All three ordinances passed in 4-3 votes, again with Kaminski, Imamura and Milroy dissenting in what Milroy later called “protest votes.”
“I voted for the hospitality facilities last time, but since then, we’ve been forced to really look at this marijuana issue over and over again,” Milroy said. “I don’t think it really adds any benefit to town. The negatives certainly outweigh any positives. So I won’t be voting for any marijuana regulations or related regulations like this one moving forward.”
However, Mayor Carolyn Skowyra felt the meeting wasn’t the proper battleground for the council members to reinitiate their fight against changes to marijuana restrictions in town, especially because the agenda items were more procedural in nature and not dealing with whether the lounges should be allowed, an issue the council already legislated.
Skowyra suggested Milroy, Kaminski and Imamura were acting in bad faith with their votes and urged the council members to read their “good council member handbooks.”
“Specifically tonight, I’m pretty disappointed in the stance that the council took,” Skowyra said. “… Once a thing has passed, unless we’re having another discussion about changing that decision, it is your responsibility as a council member to act in the best interest of the town. And I feel that three council members tonight were not doing that.”
Skowyra’s remark triggered another debate among council members, with Brad Bailey, Jen Barchers and Kyle Hendricks backing her up.
“This is how we get things done,” Bailey said. “Staff has done their work. They’ve brought these things to us based on our calls to them. … I’m not being terribly critical of anybody, but that was brought to us in fairness and at work with what staff did on a specific issue. We need to stick to that protocol and parliamentary procedure. That’s how we govern in a home-ruled town like this.”
Milroy retorted that the reason he and other council members voted against the ordinances was because marijuana topics keep coming up against the wishes of residents, and he slammed the council for what he called disrespectful and unprofessional behavior.
“There were very disrespectful comments made,” Milroy said. “And I’ve tried to have email discussions. I’ve tried to have follow-up discussions with other council members to try and calm the waters a little. And no one responds to emails, so how is that professional? … It was a protest vote because other council members are telling other council members they don’t care what they think. It’s just not a respectful council environment, parliamentary procedure. So you’re going to get these sorts of results and this sort of discord when you treat people that way. You can’t treat people like that and expect people to be happy about it and go along with procedures.”
Others balked at the idea that voting against the ordinances could be considered not in the best interest of the town.
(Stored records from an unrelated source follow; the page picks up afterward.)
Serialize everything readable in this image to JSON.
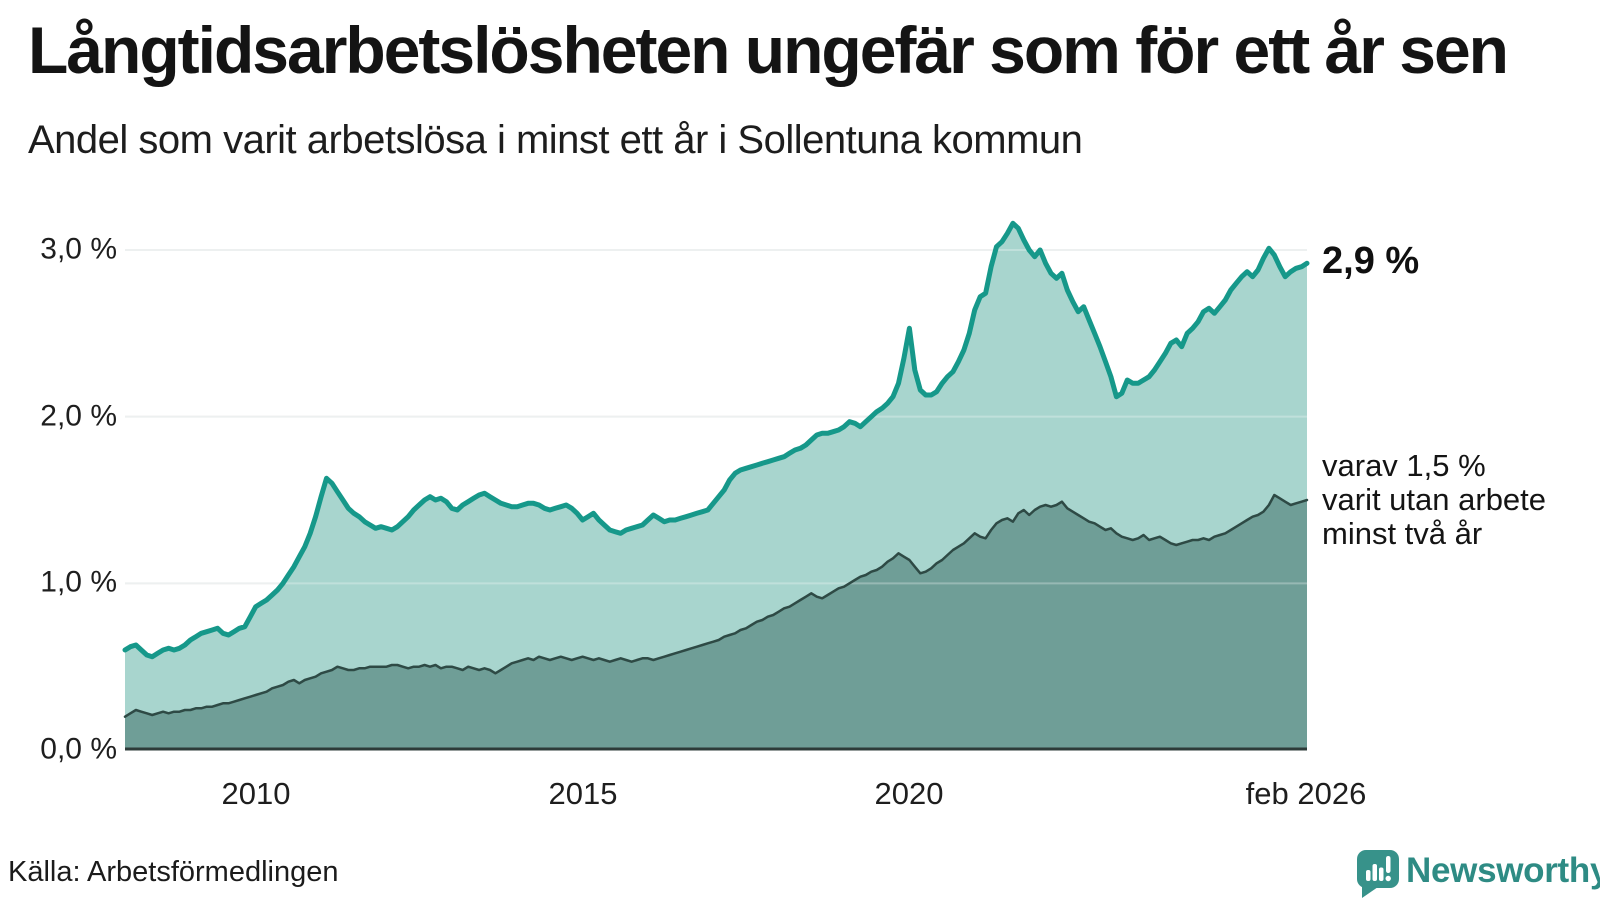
{
  "header": {
    "title": "Långtidsarbetslösheten ungefär som för ett år sen",
    "subtitle": "Andel som varit arbetslösa i minst ett år i Sollentuna kommun"
  },
  "source": {
    "label": "Källa: Arbetsförmedlingen"
  },
  "branding": {
    "wordmark": "Newsworthy",
    "brand_color": "#2e8b84",
    "icon": "newsworthy-speech-bubble-bar-chart"
  },
  "chart_data": {
    "type": "area",
    "title": "Långtidsarbetslösheten ungefär som för ett år sen",
    "subtitle": "Andel som varit arbetslösa i minst ett år i Sollentuna kommun",
    "xlim": [
      2008.0,
      2026.083
    ],
    "ylim": [
      0,
      3.3
    ],
    "grid": "horizontal",
    "y_ticks": [
      {
        "label": "0,0 %",
        "v": 0
      },
      {
        "label": "1,0 %",
        "v": 1
      },
      {
        "label": "2,0 %",
        "v": 2
      },
      {
        "label": "3,0 %",
        "v": 3
      }
    ],
    "x_ticks": [
      {
        "label": "2010",
        "t": 2010
      },
      {
        "label": "2015",
        "t": 2015
      },
      {
        "label": "2020",
        "t": 2020
      },
      {
        "label": "feb 2026",
        "t": 2026.083
      }
    ],
    "annotations": {
      "end_total": "2,9 %",
      "end_two": [
        "varav 1,5 %",
        "varit utan arbete",
        "minst två år"
      ]
    },
    "colors": {
      "line_total": "#16988a",
      "fill_total": "#a8d5ce",
      "line_two": "#2e4a45",
      "fill_two": "#6f9e97",
      "gridline": "#e7eaea",
      "baseline": "#2d3b39"
    },
    "series": [
      {
        "name": "Andel arbetslösa minst ett år",
        "unit": "%",
        "start_year": 2008,
        "step_months": 1,
        "end_value_label": "2,9 %",
        "values": [
          0.6,
          0.62,
          0.63,
          0.6,
          0.57,
          0.56,
          0.58,
          0.6,
          0.61,
          0.6,
          0.61,
          0.63,
          0.66,
          0.68,
          0.7,
          0.71,
          0.72,
          0.73,
          0.7,
          0.69,
          0.71,
          0.73,
          0.74,
          0.8,
          0.86,
          0.88,
          0.9,
          0.93,
          0.96,
          1.0,
          1.05,
          1.1,
          1.16,
          1.22,
          1.3,
          1.4,
          1.52,
          1.63,
          1.6,
          1.55,
          1.5,
          1.45,
          1.42,
          1.4,
          1.37,
          1.35,
          1.33,
          1.34,
          1.33,
          1.32,
          1.34,
          1.37,
          1.4,
          1.44,
          1.47,
          1.5,
          1.52,
          1.5,
          1.51,
          1.49,
          1.45,
          1.44,
          1.47,
          1.49,
          1.51,
          1.53,
          1.54,
          1.52,
          1.5,
          1.48,
          1.47,
          1.46,
          1.46,
          1.47,
          1.48,
          1.48,
          1.47,
          1.45,
          1.44,
          1.45,
          1.46,
          1.47,
          1.45,
          1.42,
          1.38,
          1.4,
          1.42,
          1.38,
          1.35,
          1.32,
          1.31,
          1.3,
          1.32,
          1.33,
          1.34,
          1.35,
          1.38,
          1.41,
          1.39,
          1.37,
          1.38,
          1.38,
          1.39,
          1.4,
          1.41,
          1.42,
          1.43,
          1.44,
          1.48,
          1.52,
          1.56,
          1.62,
          1.66,
          1.68,
          1.69,
          1.7,
          1.71,
          1.72,
          1.73,
          1.74,
          1.75,
          1.76,
          1.78,
          1.8,
          1.81,
          1.83,
          1.86,
          1.89,
          1.9,
          1.9,
          1.91,
          1.92,
          1.94,
          1.97,
          1.96,
          1.94,
          1.97,
          2.0,
          2.03,
          2.05,
          2.08,
          2.12,
          2.2,
          2.35,
          2.53,
          2.28,
          2.16,
          2.13,
          2.13,
          2.15,
          2.2,
          2.24,
          2.27,
          2.33,
          2.4,
          2.5,
          2.64,
          2.72,
          2.74,
          2.9,
          3.02,
          3.05,
          3.1,
          3.16,
          3.13,
          3.06,
          3.0,
          2.96,
          3.0,
          2.92,
          2.86,
          2.83,
          2.86,
          2.76,
          2.69,
          2.63,
          2.66,
          2.58,
          2.5,
          2.42,
          2.33,
          2.24,
          2.12,
          2.14,
          2.22,
          2.2,
          2.2,
          2.22,
          2.24,
          2.28,
          2.33,
          2.38,
          2.44,
          2.46,
          2.42,
          2.5,
          2.53,
          2.57,
          2.63,
          2.65,
          2.62,
          2.66,
          2.7,
          2.76,
          2.8,
          2.84,
          2.87,
          2.84,
          2.88,
          2.95,
          3.01,
          2.97,
          2.9,
          2.84,
          2.87,
          2.89,
          2.9,
          2.92
        ]
      },
      {
        "name": "varav arbetslösa minst två år",
        "unit": "%",
        "start_year": 2008,
        "step_months": 1,
        "end_value_label": "1,5 %",
        "values": [
          0.2,
          0.22,
          0.24,
          0.23,
          0.22,
          0.21,
          0.22,
          0.23,
          0.22,
          0.23,
          0.23,
          0.24,
          0.24,
          0.25,
          0.25,
          0.26,
          0.26,
          0.27,
          0.28,
          0.28,
          0.29,
          0.3,
          0.31,
          0.32,
          0.33,
          0.34,
          0.35,
          0.37,
          0.38,
          0.39,
          0.41,
          0.42,
          0.4,
          0.42,
          0.43,
          0.44,
          0.46,
          0.47,
          0.48,
          0.5,
          0.49,
          0.48,
          0.48,
          0.49,
          0.49,
          0.5,
          0.5,
          0.5,
          0.5,
          0.51,
          0.51,
          0.5,
          0.49,
          0.5,
          0.5,
          0.51,
          0.5,
          0.51,
          0.49,
          0.5,
          0.5,
          0.49,
          0.48,
          0.5,
          0.49,
          0.48,
          0.49,
          0.48,
          0.46,
          0.48,
          0.5,
          0.52,
          0.53,
          0.54,
          0.55,
          0.54,
          0.56,
          0.55,
          0.54,
          0.55,
          0.56,
          0.55,
          0.54,
          0.55,
          0.56,
          0.55,
          0.54,
          0.55,
          0.54,
          0.53,
          0.54,
          0.55,
          0.54,
          0.53,
          0.54,
          0.55,
          0.55,
          0.54,
          0.55,
          0.56,
          0.57,
          0.58,
          0.59,
          0.6,
          0.61,
          0.62,
          0.63,
          0.64,
          0.65,
          0.66,
          0.68,
          0.69,
          0.7,
          0.72,
          0.73,
          0.75,
          0.77,
          0.78,
          0.8,
          0.81,
          0.83,
          0.85,
          0.86,
          0.88,
          0.9,
          0.92,
          0.94,
          0.92,
          0.91,
          0.93,
          0.95,
          0.97,
          0.98,
          1.0,
          1.02,
          1.04,
          1.05,
          1.07,
          1.08,
          1.1,
          1.13,
          1.15,
          1.18,
          1.16,
          1.14,
          1.1,
          1.06,
          1.07,
          1.09,
          1.12,
          1.14,
          1.17,
          1.2,
          1.22,
          1.24,
          1.27,
          1.3,
          1.28,
          1.27,
          1.32,
          1.36,
          1.38,
          1.39,
          1.37,
          1.42,
          1.44,
          1.41,
          1.44,
          1.46,
          1.47,
          1.46,
          1.47,
          1.49,
          1.45,
          1.43,
          1.41,
          1.39,
          1.37,
          1.36,
          1.34,
          1.32,
          1.33,
          1.3,
          1.28,
          1.27,
          1.26,
          1.27,
          1.29,
          1.26,
          1.27,
          1.28,
          1.26,
          1.24,
          1.23,
          1.24,
          1.25,
          1.26,
          1.26,
          1.27,
          1.26,
          1.28,
          1.29,
          1.3,
          1.32,
          1.34,
          1.36,
          1.38,
          1.4,
          1.41,
          1.43,
          1.47,
          1.53,
          1.51,
          1.49,
          1.47,
          1.48,
          1.49,
          1.5
        ]
      }
    ]
  }
}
“I’m feeling like now I should say, ‘Carolyn, why don’t you send me the agenda and tell me how you want me to vote on everything on the agenda?’” Kaminski said. Then after an interruption from Barchers added, “This is why I haven’t talked all night because I don’t get to have a voice.”
It remains to be seen whether public sentiment and internal opposition in the council will keep the marijuana walk-up and drive-thru windows from opening in town — or if there will be further attempts to kill the marijuana hospitality lounge law or establish a moratorium on further dispensary-related regulation changes — but the ordinance will return for a second reading and public hearing at a future meeting, likely in April.